Burdur'daki 5 Çinli madenciden 4'ü işi bıraktı
Çinli madenciler, Türk firmalarla rekabet edemeyince Burdur ve Batı Akdeniz bölgesinde faaliyette bulundukları mermer ocağı işletmeciliğini terk ettiler. Burdur Mermer ve Madenciler Yardımlaşma Dayanışma Derneği Başkanı Hakkı Arslan, kente 5 yıl önce mermer ocağı işletmek üzere gelen Çinli firmanın başarılı olamayıp işletmeleri bırakıp gittiklerini söyledi. Arslan, "Bölgemizde mermer ocağı işleten Çin sermayeli firmalar işletmecilikte başarılı olamadı” diyerek, "Çin sermayeli 5 firmadan 4>ü bölgedeki çalışmalarını bırakıp gittiler. Mermer ve doğaltaş işletmeciliğinde biz daha iyisini yapıyoruz. Son 5 yılda pek çok kez Maden Yasası değişti. Bu değişime Çinli firmalar ayak uyduramadı. Çinli firmaların Türkiye'de son 10 yılda mermer işletmeciliğindeki başarı oranı yüzde 10 civarında” iddiasında bulundu.
(FİKRİ CİNOKUR)
TMMOB'dan taslak kanuna tepki
Sektörünün görüşüne sunulan yeni Maden Yasası, TMMOB Maden Mühendisleri Odası'nın da gündeminde. Geçtiğimiz günlerde bir araya gelen TMMOB üyeleri, yasa taslağını değerlendirerek, taslağın Türkiye madencilik sektörü için somut iyileştirme öngörmediğini ve uluslararası büyük madencilik şirketlerinin etkisi altında hazırlandığını ileri sürdü. Taslakta, ulusal madencilik politikasının ve kamu çıkarlarının yer almadığını, küçük ve orta ölçekli madenciliğin görmezden gelindiği iddia edildi.

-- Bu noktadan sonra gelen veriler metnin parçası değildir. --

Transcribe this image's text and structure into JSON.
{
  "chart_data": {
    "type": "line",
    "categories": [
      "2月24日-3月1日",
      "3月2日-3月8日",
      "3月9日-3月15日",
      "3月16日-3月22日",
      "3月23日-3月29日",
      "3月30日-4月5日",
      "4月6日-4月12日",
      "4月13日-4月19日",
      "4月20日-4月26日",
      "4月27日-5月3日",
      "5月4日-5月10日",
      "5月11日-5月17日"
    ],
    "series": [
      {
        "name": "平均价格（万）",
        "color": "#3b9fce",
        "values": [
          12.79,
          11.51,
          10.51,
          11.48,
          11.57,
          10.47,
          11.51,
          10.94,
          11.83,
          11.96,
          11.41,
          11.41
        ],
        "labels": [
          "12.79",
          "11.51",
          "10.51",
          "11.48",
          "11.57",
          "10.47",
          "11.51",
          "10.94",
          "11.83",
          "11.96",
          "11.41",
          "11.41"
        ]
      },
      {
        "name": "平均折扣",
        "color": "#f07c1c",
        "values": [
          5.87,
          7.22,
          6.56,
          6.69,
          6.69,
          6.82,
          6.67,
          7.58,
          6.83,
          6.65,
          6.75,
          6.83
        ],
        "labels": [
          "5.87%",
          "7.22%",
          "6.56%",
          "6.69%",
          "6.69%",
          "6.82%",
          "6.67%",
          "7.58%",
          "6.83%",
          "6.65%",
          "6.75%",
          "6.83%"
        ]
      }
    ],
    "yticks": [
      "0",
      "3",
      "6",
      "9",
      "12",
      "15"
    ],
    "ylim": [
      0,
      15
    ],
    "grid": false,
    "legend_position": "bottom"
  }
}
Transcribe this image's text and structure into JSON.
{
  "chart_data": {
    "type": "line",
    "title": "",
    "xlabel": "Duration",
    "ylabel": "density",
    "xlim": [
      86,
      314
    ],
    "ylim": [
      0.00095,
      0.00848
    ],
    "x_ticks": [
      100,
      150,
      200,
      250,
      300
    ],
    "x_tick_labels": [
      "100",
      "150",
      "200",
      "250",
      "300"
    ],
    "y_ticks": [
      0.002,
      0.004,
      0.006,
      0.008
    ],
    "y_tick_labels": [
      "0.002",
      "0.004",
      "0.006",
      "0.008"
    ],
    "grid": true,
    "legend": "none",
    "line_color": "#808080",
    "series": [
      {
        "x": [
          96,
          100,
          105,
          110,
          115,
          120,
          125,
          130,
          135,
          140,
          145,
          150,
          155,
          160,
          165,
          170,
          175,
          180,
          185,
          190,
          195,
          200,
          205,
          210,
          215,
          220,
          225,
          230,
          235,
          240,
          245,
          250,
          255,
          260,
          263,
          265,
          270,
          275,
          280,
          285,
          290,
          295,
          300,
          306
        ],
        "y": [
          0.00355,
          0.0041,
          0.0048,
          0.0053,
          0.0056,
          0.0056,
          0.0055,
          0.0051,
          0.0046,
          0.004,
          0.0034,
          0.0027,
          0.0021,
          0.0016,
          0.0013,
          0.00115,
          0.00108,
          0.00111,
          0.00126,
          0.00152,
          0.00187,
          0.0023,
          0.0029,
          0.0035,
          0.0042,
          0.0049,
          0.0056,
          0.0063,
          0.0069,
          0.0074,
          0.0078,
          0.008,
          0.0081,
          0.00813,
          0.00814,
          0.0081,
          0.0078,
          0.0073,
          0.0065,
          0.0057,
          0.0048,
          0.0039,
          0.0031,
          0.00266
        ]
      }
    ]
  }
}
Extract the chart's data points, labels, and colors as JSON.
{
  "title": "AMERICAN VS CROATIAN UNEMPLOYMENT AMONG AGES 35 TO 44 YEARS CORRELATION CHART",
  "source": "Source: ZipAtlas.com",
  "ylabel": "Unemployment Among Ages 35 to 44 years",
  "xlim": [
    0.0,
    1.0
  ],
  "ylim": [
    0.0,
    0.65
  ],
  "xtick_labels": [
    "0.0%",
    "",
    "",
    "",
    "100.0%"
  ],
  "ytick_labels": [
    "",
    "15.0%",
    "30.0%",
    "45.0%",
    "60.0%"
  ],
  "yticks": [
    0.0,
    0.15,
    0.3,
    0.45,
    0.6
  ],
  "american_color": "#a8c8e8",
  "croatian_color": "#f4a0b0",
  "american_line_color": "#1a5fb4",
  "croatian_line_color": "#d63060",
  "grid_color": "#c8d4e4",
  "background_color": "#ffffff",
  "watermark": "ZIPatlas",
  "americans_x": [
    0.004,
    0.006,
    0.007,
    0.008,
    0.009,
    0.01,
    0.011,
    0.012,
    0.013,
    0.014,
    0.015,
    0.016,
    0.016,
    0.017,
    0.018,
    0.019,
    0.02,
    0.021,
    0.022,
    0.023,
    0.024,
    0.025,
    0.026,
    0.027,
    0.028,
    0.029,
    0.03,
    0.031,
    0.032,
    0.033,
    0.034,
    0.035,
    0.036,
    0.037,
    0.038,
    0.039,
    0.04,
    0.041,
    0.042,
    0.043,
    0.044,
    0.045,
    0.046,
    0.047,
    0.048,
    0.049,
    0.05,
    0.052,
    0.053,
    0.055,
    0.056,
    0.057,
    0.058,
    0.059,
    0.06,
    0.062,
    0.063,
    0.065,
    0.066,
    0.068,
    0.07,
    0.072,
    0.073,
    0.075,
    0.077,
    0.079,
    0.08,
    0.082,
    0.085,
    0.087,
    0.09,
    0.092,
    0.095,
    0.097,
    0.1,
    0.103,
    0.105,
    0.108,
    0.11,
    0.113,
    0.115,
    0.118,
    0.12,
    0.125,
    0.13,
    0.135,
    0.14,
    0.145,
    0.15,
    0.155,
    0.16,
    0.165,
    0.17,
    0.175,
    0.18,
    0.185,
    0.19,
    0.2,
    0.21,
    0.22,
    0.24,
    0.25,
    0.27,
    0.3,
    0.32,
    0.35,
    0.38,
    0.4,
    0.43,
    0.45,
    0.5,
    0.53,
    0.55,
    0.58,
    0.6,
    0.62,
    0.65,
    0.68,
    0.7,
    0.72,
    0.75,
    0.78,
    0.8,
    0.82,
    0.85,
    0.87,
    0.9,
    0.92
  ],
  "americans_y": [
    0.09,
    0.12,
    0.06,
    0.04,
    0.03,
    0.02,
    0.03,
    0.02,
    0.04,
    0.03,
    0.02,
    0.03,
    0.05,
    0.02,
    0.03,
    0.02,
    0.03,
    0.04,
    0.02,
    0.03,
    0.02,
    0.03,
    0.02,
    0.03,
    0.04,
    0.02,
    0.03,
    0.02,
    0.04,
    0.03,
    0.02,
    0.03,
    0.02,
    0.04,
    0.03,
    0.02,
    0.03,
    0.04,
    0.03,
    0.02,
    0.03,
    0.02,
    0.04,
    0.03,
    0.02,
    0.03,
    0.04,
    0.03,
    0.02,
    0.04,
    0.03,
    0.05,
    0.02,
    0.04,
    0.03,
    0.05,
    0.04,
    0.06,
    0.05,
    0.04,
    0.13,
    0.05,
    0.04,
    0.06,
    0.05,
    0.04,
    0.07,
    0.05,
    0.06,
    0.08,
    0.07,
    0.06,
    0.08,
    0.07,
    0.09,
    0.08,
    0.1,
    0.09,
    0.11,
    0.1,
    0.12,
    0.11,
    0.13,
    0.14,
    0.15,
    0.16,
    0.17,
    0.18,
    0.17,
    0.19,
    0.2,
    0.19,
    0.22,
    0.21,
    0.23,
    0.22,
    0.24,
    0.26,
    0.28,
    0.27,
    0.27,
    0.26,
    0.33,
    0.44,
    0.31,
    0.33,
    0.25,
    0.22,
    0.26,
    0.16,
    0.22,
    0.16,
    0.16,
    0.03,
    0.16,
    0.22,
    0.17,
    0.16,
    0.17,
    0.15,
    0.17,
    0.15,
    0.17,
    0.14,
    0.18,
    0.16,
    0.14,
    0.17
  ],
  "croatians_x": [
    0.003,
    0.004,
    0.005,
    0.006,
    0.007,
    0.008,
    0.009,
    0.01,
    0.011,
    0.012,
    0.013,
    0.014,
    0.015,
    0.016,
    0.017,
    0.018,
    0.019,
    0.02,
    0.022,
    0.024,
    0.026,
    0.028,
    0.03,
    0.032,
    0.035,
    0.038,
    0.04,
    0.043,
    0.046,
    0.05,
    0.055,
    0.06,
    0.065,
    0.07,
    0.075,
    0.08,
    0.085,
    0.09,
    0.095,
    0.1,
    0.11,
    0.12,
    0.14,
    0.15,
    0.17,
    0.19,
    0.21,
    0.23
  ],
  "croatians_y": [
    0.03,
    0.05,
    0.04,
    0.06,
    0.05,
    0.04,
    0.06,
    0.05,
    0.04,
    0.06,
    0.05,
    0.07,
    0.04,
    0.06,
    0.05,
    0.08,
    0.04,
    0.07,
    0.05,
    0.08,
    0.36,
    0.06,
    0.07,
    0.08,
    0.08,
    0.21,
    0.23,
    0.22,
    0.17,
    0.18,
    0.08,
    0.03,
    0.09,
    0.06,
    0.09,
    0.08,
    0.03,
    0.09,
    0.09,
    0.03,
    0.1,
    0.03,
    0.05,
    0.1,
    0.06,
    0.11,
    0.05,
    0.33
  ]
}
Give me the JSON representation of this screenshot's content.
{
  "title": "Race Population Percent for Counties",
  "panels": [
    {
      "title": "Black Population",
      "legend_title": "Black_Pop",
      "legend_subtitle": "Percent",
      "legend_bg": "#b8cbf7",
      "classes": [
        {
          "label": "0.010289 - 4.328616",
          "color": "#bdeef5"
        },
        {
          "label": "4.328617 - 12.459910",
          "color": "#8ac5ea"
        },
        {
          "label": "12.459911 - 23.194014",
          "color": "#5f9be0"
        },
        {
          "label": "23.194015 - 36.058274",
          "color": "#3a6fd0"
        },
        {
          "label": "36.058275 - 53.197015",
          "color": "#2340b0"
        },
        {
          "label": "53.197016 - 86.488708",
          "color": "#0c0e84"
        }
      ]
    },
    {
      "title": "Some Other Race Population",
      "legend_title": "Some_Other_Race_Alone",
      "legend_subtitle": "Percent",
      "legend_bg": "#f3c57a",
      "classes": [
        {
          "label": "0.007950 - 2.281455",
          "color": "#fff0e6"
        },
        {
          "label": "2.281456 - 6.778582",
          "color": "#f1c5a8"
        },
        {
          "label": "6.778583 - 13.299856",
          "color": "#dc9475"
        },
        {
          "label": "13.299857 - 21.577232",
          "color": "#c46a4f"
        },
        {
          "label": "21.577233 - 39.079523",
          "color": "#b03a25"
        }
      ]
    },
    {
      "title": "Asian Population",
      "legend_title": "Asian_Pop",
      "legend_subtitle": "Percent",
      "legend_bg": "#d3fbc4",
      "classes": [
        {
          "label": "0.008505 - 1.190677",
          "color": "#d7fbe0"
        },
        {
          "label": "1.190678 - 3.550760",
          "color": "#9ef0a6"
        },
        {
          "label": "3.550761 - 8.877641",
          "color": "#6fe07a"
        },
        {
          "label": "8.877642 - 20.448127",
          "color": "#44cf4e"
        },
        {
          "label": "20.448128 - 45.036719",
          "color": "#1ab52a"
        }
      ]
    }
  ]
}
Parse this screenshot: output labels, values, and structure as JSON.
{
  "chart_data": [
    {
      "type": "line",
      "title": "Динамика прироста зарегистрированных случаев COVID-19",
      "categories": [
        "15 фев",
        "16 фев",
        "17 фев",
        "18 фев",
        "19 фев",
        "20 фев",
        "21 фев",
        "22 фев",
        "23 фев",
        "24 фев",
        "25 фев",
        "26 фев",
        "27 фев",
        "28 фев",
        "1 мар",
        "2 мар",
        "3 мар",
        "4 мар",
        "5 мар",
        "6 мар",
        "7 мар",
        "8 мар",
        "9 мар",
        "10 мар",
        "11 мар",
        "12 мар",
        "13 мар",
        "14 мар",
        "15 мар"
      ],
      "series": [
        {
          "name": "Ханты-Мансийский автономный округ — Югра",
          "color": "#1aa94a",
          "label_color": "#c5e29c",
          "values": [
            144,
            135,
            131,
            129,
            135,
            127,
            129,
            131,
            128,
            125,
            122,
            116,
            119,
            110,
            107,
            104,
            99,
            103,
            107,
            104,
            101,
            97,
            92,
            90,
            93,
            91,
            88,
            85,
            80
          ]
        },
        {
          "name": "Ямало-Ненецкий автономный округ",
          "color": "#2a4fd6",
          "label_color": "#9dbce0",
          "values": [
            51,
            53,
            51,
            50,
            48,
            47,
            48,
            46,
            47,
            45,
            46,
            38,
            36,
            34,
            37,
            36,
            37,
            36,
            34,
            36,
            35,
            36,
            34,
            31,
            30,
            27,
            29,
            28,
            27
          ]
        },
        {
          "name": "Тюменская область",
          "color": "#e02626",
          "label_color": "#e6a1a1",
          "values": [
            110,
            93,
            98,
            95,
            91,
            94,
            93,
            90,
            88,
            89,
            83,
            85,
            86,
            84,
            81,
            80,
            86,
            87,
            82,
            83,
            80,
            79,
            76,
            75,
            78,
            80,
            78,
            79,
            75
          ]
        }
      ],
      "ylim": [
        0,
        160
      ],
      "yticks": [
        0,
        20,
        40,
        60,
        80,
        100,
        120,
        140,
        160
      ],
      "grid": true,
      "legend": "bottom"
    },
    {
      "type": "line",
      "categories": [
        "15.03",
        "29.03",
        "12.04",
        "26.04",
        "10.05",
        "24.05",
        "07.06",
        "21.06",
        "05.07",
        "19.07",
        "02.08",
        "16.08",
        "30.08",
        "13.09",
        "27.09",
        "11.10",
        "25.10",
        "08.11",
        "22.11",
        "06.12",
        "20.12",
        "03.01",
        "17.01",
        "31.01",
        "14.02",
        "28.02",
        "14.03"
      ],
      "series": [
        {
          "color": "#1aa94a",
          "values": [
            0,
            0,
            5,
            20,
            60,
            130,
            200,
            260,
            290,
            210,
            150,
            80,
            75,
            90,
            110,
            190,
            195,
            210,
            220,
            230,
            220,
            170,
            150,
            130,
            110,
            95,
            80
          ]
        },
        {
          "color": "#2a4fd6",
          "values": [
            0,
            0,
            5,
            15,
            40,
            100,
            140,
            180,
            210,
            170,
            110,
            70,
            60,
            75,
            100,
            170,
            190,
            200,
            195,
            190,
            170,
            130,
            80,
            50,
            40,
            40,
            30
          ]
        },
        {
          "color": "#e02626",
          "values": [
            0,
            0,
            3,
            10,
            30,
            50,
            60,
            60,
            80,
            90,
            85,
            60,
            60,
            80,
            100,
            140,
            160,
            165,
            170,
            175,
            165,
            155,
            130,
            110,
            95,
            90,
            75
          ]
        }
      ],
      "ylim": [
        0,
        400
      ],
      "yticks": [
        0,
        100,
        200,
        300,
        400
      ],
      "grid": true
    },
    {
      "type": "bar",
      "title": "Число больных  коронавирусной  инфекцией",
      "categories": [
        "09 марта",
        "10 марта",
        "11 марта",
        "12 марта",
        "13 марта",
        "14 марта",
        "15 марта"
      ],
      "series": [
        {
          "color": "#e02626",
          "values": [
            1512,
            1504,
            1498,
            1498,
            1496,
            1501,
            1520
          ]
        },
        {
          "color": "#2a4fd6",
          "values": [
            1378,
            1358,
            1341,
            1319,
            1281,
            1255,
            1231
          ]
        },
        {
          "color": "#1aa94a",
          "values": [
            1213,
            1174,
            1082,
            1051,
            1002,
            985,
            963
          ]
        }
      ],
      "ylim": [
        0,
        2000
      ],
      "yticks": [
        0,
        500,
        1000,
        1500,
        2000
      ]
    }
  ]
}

Sektörün yeni Maden Yasası’na yönelik 5 önemli beklentisi
1- Maden ruhsat bedeli ve devlet hakkının makul seviyelere düşürülmesi
2- İşletilmeyen ruhsatlardan devlet hakkı alınmaması.
3- 3213 sayılı Maden Kanunu ile getirilen idari uygulamalardan kaynaklı maddi cezalar çok ağır olup yeni kanun çalışmalarında bu cezaların da makul seviyelere çekilmesi ve düzenlemenin ceza değil uyarı öncelikli olması.
4- Maden ve Petrol İşleri Genel Müdürlüğü’nün tüm işlemlerde “22/A-Vergi borcu yoktur” yazısı istemesinden kaynaklanan uzun işlem sürelerinin sorun olmaktan çıkması için, bu yazının istenmemesi.
5- Orman izin süreçlerinin hızlandırılması ve arazi kullanım bedellerini makul seviyelere çekecek düzenleme yapılması.